Since no student of hockey contests the basic fundamentals which Coach Gill puts forward as his coaching aim, and since no follower of the Dartmouth hockey teams over a period of four years has any opinion other than that Coach Gill's hockey system has been sound, it would seem that the Indian stickmen of this season have been in the wrong if they have attempted to be critical of Coach Gill's hockey system. Likewise I would say any Dartmouth team has acted disgracefully that has broken the unwritten law of Dartmouth athletes, 'hat to represent the college on the sports field in any condition other than perfect physical shape resulting from complete regard for training rules is an unpardonable action. (We draw no conclusions as to whether the players have been critical of Gill's coaching of hockey or whether training rules have been broken by one, or any, of the players.)
We believe the present situation that led to the resignation of Coach Gill hinges around the complaint of the players that Gill has been a driving type of mentor.

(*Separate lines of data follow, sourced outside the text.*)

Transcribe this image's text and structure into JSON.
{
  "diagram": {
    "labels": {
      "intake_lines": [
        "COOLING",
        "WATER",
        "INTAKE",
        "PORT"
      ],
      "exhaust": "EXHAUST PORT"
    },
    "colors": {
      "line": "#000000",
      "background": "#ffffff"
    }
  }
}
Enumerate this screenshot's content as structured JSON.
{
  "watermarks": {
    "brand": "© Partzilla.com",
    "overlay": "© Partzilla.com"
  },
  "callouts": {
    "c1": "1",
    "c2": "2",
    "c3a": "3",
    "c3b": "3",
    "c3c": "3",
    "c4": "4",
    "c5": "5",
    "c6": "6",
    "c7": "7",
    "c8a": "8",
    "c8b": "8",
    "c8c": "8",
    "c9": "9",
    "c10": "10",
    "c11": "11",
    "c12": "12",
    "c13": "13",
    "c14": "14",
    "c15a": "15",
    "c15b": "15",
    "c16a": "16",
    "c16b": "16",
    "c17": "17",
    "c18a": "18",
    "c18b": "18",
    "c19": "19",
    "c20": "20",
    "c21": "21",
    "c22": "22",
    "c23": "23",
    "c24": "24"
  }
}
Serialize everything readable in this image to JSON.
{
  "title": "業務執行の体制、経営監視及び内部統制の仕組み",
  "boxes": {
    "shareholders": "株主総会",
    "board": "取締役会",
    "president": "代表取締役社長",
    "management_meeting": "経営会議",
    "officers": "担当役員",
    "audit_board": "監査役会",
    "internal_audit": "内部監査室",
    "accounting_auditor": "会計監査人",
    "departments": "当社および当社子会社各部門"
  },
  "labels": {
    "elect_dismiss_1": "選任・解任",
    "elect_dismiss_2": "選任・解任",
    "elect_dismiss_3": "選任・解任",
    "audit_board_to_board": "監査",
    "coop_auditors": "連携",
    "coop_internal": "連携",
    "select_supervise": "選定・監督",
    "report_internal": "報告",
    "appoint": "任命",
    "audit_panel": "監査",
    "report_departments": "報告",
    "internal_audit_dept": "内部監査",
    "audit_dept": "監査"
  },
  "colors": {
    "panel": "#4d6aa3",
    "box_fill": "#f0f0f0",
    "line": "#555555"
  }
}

First, there has been no truth whatever in a metropolitan newspaper account that Gill once locked a player in his room as a disciplinary measure. This and another account that Gill once suspended one of his team members for eating an ice cream cone are preposterous fabrications.
It is nevertheless true that Gill has always been noted for his constant use of antagonism for getting the most out of his players. In his first year at Dartmouth the material was older and more experienced and apparently thrived under the method, for the Indians walked away with the Quadrangular League championship. However, each succeeding squad has shown decided tendencies toward resentment of these "driving" coaching tactics until this year the squad reached a definite stage of open discontent.
It may be concluded that Dartmouth each year has had younger and less experienced hockey material and hence less able to understand the goal toward which Coach Gill was aiming. Certainly one can conclude that the days when the Big Green's famous Coach Cavanaugh rabble- roused his tough, experience-hardened football gridsters with success is a thing of the past. Baseball's unforgettable John McGraw was another who employed these tactics with great results, but it took men to stand the pace. Thus I think it should be said in all fairness, that if the members of the hockey squad have misunderstood Coach Gill's handling of them, it can be laid to the fact that the present undergraduate in this, or any other college, does not understand the "old-school" of coaching, perhaps to the happiness of all concerned.
In any event, the discussion of the difficulties under which both parties concerned were trying to mold a winning Indian sextet had an immediate effect on the team's competitive spirit and the Big Green six played inspired hockey in losing to Queens, 2-1, and defeating Yale, 4-1, on February 11 and 13.
Previously Harvard's strong sextet had administered a 14-4 drubbing, one of the worst setbacks a Big Green hockey team had taken in several years. True, Toronto defeated Dartmouth by a wide margin earlier in this season and Harvard a year ago walloped Dartmouth by even a larger margin in the play-offs of the 1935-36 Dartmouth-Harvard series. But neither of these games was played under the ideal conditions of a Carnival crowd, good ice, and big stakes.